In vielen der geschilderten Situationen erkennen Leser, die täglich mit Kindern und Jugendlichen zu tun haben, sich und ihre Schützlinge wieder. Die erwähnte Praxisnähe gehört zu den Pluspunkten des Ratgebers, denn so wichtig ein fundiertes Hintergrundwissen ist: Die meisten Leser dürften vor allem nach konkreten Anregungen zur Bewältigung alltäglicher Situationen und Krisen suchen, die mit aggressivem Verhalten in Zusammenhang stehen.
Der Autor differenziert sinnvollerweise sowohl zwischen den verschiedenen Alters- beziehungsweise Entwicklungsstufen als auch zwischen den Geschlechtern, denn das Aggressionsverhalten von Jungen und Mädchen unterscheidet sich in vielen Details.
Die reiche Berufserfahrung des Autors schlägt sich in dem breiten, gut ausgewählten Spektrum von Fallbeispielen nieder, die manchmal erschreckend, fast überzeichnet wirken, manchmal wiederum auch von Lesern sozusagen wiedererkannt werden, die mit "durchschnittlichen" Kindern und Jugendlichen zu tun haben.
Erfreulicherweise räumt der Autor mit dem im Grunde vor allem jungenfeindlichen Mythos auf, dass Aggression nur negativ besetzt sein müsse.

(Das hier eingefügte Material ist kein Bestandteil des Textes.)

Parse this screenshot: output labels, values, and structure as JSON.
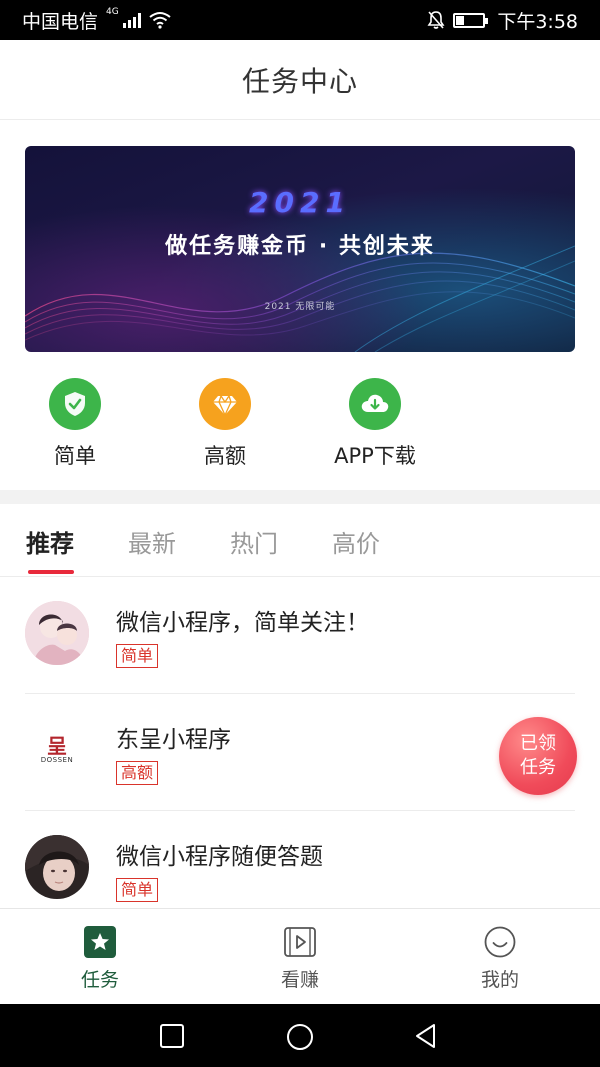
{
  "status_bar": {
    "carrier": "中国电信",
    "network": "4G",
    "time": "下午3:58",
    "icons": [
      "signal-icon",
      "wifi-icon",
      "mute-icon",
      "battery-icon"
    ]
  },
  "header": {
    "title": "任务中心"
  },
  "banner": {
    "year": "2021",
    "slogan": "做任务赚金币 · 共创未来",
    "subtitle": "2021 无限可能"
  },
  "shortcuts": [
    {
      "label": "简单",
      "icon": "shield-check-icon",
      "color": "#3db54a"
    },
    {
      "label": "高额",
      "icon": "diamond-icon",
      "color": "#f6a21e"
    },
    {
      "label": "APP下载",
      "icon": "cloud-download-icon",
      "color": "#3db54a"
    }
  ],
  "tabs": [
    {
      "label": "推荐",
      "active": true
    },
    {
      "label": "最新",
      "active": false
    },
    {
      "label": "热门",
      "active": false
    },
    {
      "label": "高价",
      "active": false
    }
  ],
  "tasks": [
    {
      "title": "微信小程序，简单关注！",
      "tag": "简单",
      "avatar": "illustration-avatar"
    },
    {
      "title": "东呈小程序",
      "tag": "高额",
      "avatar": "dossen-logo",
      "logo_text": "呈",
      "logo_caption": "DOSSEN"
    },
    {
      "title": "微信小程序随便答题",
      "tag": "简单",
      "avatar": "photo-avatar"
    }
  ],
  "claimed_badge": {
    "line1": "已领",
    "line2": "任务"
  },
  "bottom_nav": [
    {
      "label": "任务",
      "icon": "task-star-icon",
      "active": true
    },
    {
      "label": "看赚",
      "icon": "video-play-icon",
      "active": false
    },
    {
      "label": "我的",
      "icon": "smile-icon",
      "active": false
    }
  ],
  "colors": {
    "accent": "#e8293b",
    "tag_red": "#d9342b",
    "nav_active": "#1f5c3c",
    "green": "#3db54a",
    "orange": "#f6a21e"
  }
}
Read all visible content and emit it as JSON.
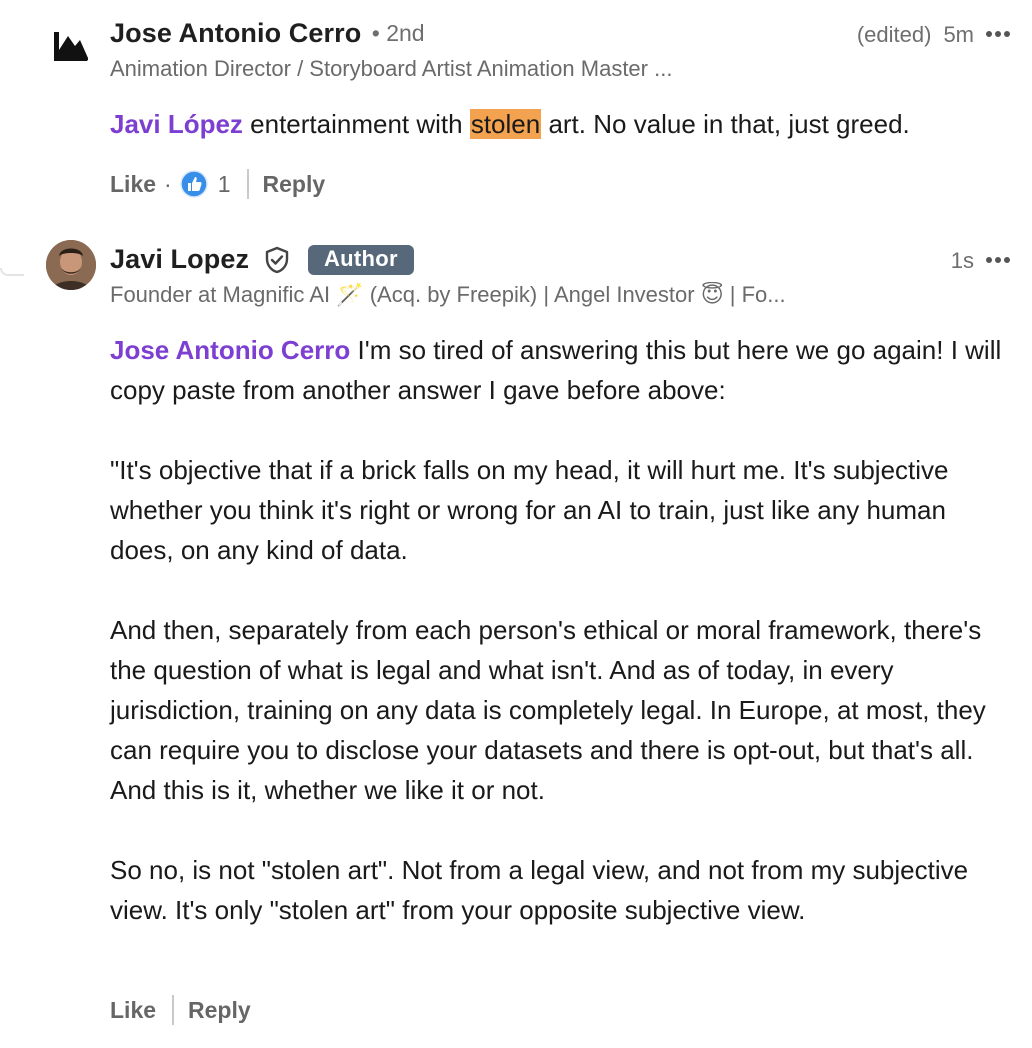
{
  "comments": [
    {
      "author_name": "Jose Antonio Cerro",
      "degree": "• 2nd",
      "headline": "Animation Director / Storyboard Artist Animation Master ...",
      "edited_label": "(edited)",
      "time": "5m",
      "mention": "Javi López",
      "text_before_highlight": " entertainment with ",
      "highlight": "stolen",
      "text_after_highlight": " art. No value in that, just greed.",
      "actions": {
        "like_label": "Like",
        "separator": "·",
        "reaction_count": "1",
        "reply_label": "Reply"
      }
    },
    {
      "author_name": "Javi Lopez",
      "badge": "Author",
      "headline": "Founder at Magnific AI 🪄 (Acq. by Freepik) | Angel Investor 😇 | Fo...",
      "time": "1s",
      "mention": "Jose Antonio Cerro",
      "paragraphs": [
        " I'm so tired of answering this but here we go again! I will copy paste from another answer I gave before above:",
        "\"It's objective that if a brick falls on my head, it will hurt me. It's subjective whether you think it's right or wrong for an AI to train, just like any human does, on any kind of data.",
        "And then, separately from each person's ethical or moral framework, there's the question of what is legal and what isn't. And as of today, in every jurisdiction, training on any data is completely legal. In Europe, at most, they can require you to disclose your datasets and there is opt-out, but that's all. And this is it, whether we like it or not.",
        "So no, is not \"stolen art\". Not from a legal view, and not from my subjective view. It's only \"stolen art\" from your opposite subjective view."
      ],
      "actions": {
        "like_label": "Like",
        "reply_label": "Reply"
      }
    }
  ],
  "colors": {
    "mention": "#7d3fd1",
    "highlight": "#f3a24f",
    "author_badge_bg": "#56687a",
    "like_reaction": "#378fe9"
  },
  "icons": {
    "company_logo": "company-logo-icon",
    "verified": "verified-shield-icon",
    "more": "more-options-icon",
    "like_reaction": "like-reaction-icon"
  }
}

Indem er einem gesunden Maß an Aggression und vertretbaren Ausdrucksmöglichkeiten derselben eine Existenzberechtigung einräumt und die erwähnten Möglichkeiten zum ritualisierten, in deutlich abgesteckten Grenzen verlaufenden Ausleben von Aggressionen vorschlägt, ermöglicht er einen unverkrampften Umgang damit und nimmt viel Druck von den Eltern, vor allem aber auch von den Kindern und Jugendlichen, die eine Chance erhalten, den sinnvollen Umgang mit ihren Aggressionen zu erlernen, ohne mit ihnen ein schlechtes Gefühl zu verbinden.
Das Buch ist gut verständlich und anschaulich verfasst und schon aufgrund der eingebetteten Fallbeispiele alles andere als langweilig und trocken, weshalb die Lektüre nicht schwerfällt. Somit gehört es zu den recht dünn gesäten Ratgebern, die sowohl durch ein sinnvolles Maß an Hintergrundwissen als auch durch ein hohes Maß an Umsetzbarkeit und eine gute Lesbarkeit überzeugen - und ist allen Erziehenden sehr zu empfehlen.